Heroism within a Christian moral code



Allan Mallinson’s Matthew Hervey series

Reviewed by Steve Weatherbe

My purpose in creating my own Christian fiction blogsite and in writing for Catholic Fiction is not to exercise my own wit or to amuse others with it but to recommend writers and books whose works I enjoy because of their mastery of a particular genre I enjoy and because of their Christian world view. For me, the Christian content need not be in the foreground. Nor need it be the theme or the subtheme. It is enough that it be the philosophical framework, unstated, for the work, and therefore tends to support rather than undermine the Christian beliefs of the reader.
I am happy to recommend the Hervey series to all who enjoy military or naval series such as those of Patrick O’Brian’s Aubrey-Maturin series about the British navy during the Napoleonic wars ( on which the movie Master and Commander was based).
There are many such series and the so-called Age of Fighting Sail provides a perfect framework because its hero can fight for a lifetime against the French, starting in 1759 if the author chooses, and ending only in 1815.
Mallinson selects a more difficult period seemingly, by starting his hero’s military career with the Battle of Waterloo, at the end of the Napoleonic era. But this is the beginning of the golden age of the British Empire, and young Hervey advances slowly through the ranks of the British cavalry while pushing the Empire into India, Africa and British North America, fighting Indians, Red Indians, Zulus and such.
Far more than Cornwell’s Sharpe series, whose hero is also an army officer, Mallinson is attentive to the conventional responsibilities, preoccupations and pleasures of his protagonist’s class and rank. This is surely because Mallinson was himself a British Army officer, who commanded his own regiment for several years retired as a brigadier, though I doubt he actually commanded a brigade at any time.
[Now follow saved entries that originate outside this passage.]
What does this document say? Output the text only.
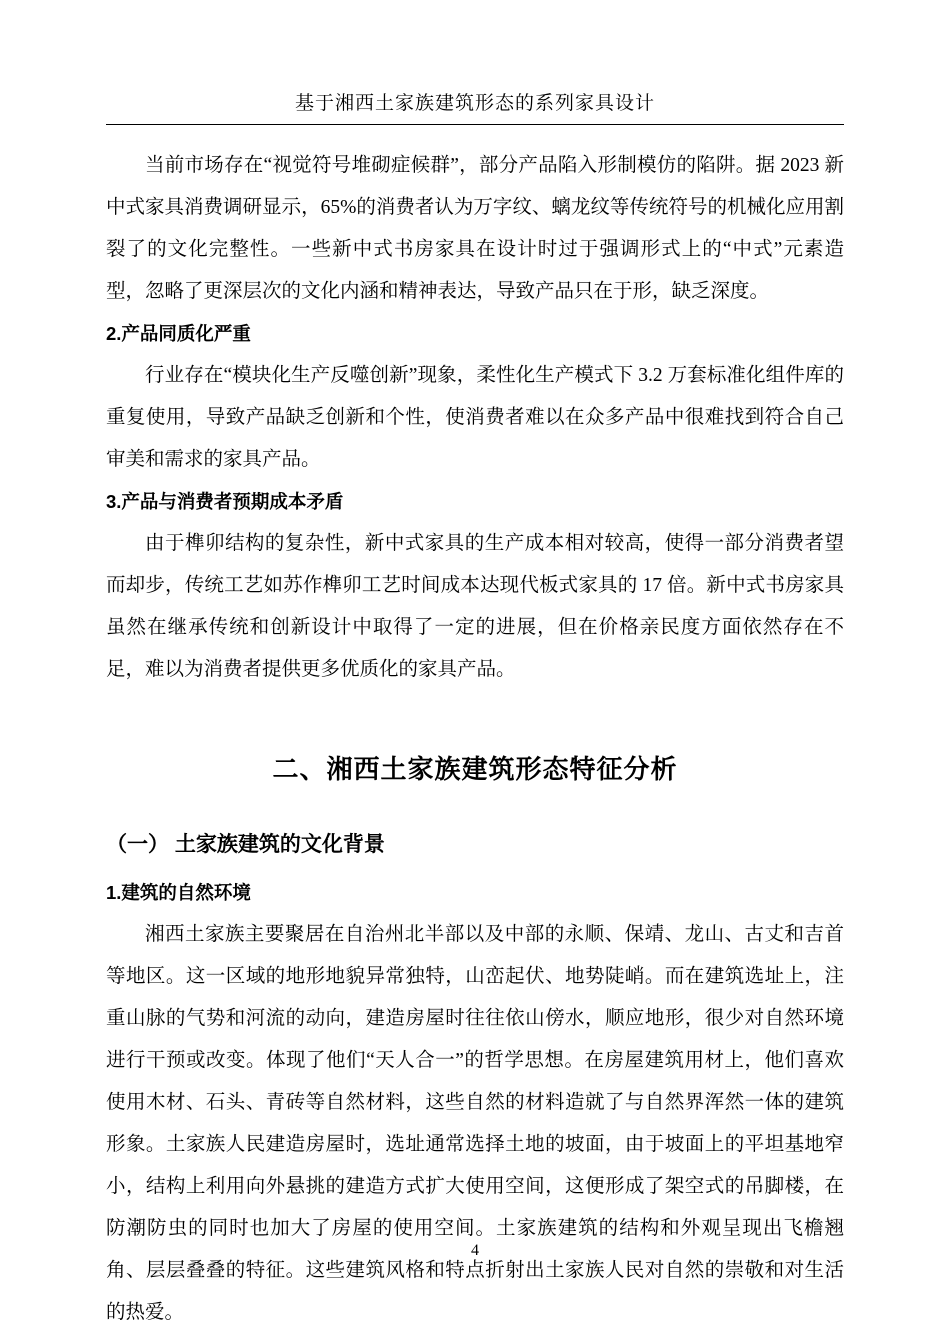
基于湘西土家族建筑形态的系列家具设计

当前市场存在“视觉符号堆砌症候群”，部分产品陷入形制模仿的陷阱。据 2023 新中式家具消费调研显示，65%的消费者认为万字纹、螭龙纹等传统符号的机械化应用割裂了的文化完整性。一些新中式书房家具在设计时过于强调形式上的“中式”元素造型，忽略了更深层次的文化内涵和精神表达，导致产品只在于形，缺乏深度。

2.产品同质化严重

行业存在“模块化生产反噬创新”现象，柔性化生产模式下 3.2 万套标准化组件库的重复使用，导致产品缺乏创新和个性，使消费者难以在众多产品中很难找到符合自己审美和需求的家具产品。

3.产品与消费者预期成本矛盾

由于榫卯结构的复杂性，新中式家具的生产成本相对较高，使得一部分消费者望而却步，传统工艺如苏作榫卯工艺时间成本达现代板式家具的 17 倍。新中式书房家具虽然在继承传统和创新设计中取得了一定的进展，但在价格亲民度方面依然存在不足，难以为消费者提供更多优质化的家具产品。

二、湘西土家族建筑形态特征分析
（一） 土家族建筑的文化背景
1.建筑的自然环境

湘西土家族主要聚居在自治州北半部以及中部的永顺、保靖、龙山、古丈和吉首等地区。这一区域的地形地貌异常独特，山峦起伏、地势陡峭。而在建筑选址上，注重山脉的气势和河流的动向，建造房屋时往往依山傍水，顺应地形，很少对自然环境进行干预或改变。体现了他们“天人合一”的哲学思想。在房屋建筑用材上，他们喜欢使用木材、石头、青砖等自然材料，这些自然的材料造就了与自然界浑然一体的建筑形象。土家族人民建造房屋时，选址通常选择土地的坡面，由于坡面上的平坦基地窄小，结构上利用向外悬挑的建造方式扩大使用空间，这便形成了架空式的吊脚楼，在防潮防虫的同时也加大了房屋的使用空间。土家族建筑的结构和外观呈现出飞檐翘角、层层叠叠的特征。这些建筑风格和特点折射出土家族人民对自然的崇敬和对生活的热爱。

4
The regiment is the heart of the British Army (as the division is the heart of the American army) and Hervey’s goal throughout the series is to command his home regiment, the 6th Light Dragoons.
In Cornwell’s novels such questions as who looks after the horses after the battle id over are simply ignored. Mallinson not only lovingly details the care of the horses, such care often forms a subplot, and indeed the hero’s relations with his horses carry on from book to book. The officer’s responsibilities for his men, as well as his personal relationships with many of them also carry on through the series. This is an aspect of the hero’s character which distinguishes him from some fellow officers (who make a point of not knowing their men) but not from others.
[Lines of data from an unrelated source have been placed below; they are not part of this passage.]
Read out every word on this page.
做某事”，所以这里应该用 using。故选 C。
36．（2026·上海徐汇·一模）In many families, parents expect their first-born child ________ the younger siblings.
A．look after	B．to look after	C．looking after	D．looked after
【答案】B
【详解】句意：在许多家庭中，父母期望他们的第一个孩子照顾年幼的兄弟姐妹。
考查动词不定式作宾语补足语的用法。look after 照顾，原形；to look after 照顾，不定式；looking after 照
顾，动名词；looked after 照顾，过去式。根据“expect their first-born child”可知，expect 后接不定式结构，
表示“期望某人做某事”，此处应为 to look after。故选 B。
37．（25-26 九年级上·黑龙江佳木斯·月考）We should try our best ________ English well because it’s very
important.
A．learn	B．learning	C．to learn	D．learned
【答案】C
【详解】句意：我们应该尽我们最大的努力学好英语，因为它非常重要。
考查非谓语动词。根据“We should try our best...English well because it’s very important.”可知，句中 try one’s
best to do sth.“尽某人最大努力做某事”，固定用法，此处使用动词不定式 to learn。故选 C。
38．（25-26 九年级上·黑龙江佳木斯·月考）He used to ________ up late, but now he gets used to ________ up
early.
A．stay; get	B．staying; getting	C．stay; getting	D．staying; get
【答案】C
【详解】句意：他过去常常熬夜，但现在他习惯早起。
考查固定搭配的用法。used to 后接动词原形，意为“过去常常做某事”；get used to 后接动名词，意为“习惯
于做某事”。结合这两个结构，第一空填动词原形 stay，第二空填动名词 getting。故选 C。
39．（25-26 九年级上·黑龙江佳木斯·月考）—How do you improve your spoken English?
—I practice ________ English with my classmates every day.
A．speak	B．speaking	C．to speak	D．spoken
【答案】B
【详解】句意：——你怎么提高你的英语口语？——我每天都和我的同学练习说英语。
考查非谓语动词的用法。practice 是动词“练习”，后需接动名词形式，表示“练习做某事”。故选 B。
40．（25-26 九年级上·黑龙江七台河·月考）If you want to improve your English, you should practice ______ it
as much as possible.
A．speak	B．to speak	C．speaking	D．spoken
Mallinson’s treatment of Hervey’s character is what differentiates the series from many others. He is the son of a High Anglican cleric who wrestles with moral and theological questions and seems to be moving slowly towards Catholicism (I have just finished the 11 and most novel and the topic has only been explicitly raised for the first time).
Mallinson himself trained for the Anglican priesthood before stumbling more or less into his military career. I wonder naturally whether he has “poped” as the Anglicans put it.
Hervey’s social life is interesting: he has dalliances and a genuinely romantic and healthy marriage that ends tragically and grotesquely (wife tomahawked by American Indians!) and a second marriage that, after three books, I am still not sure has even been consummated. I think Mallinson is intentionally mimicking Victorian conventions in leaving his hero’s marital problems to our imaginations while describing in detail, for example, the artery-clogging seven-course meals he consumes with his friends.
But I recommend the books because the action is well-described, the historical, social and moral context for that action is also well-told and seems authentic, and because the moral and theological framework for the writer and the hero is Christian.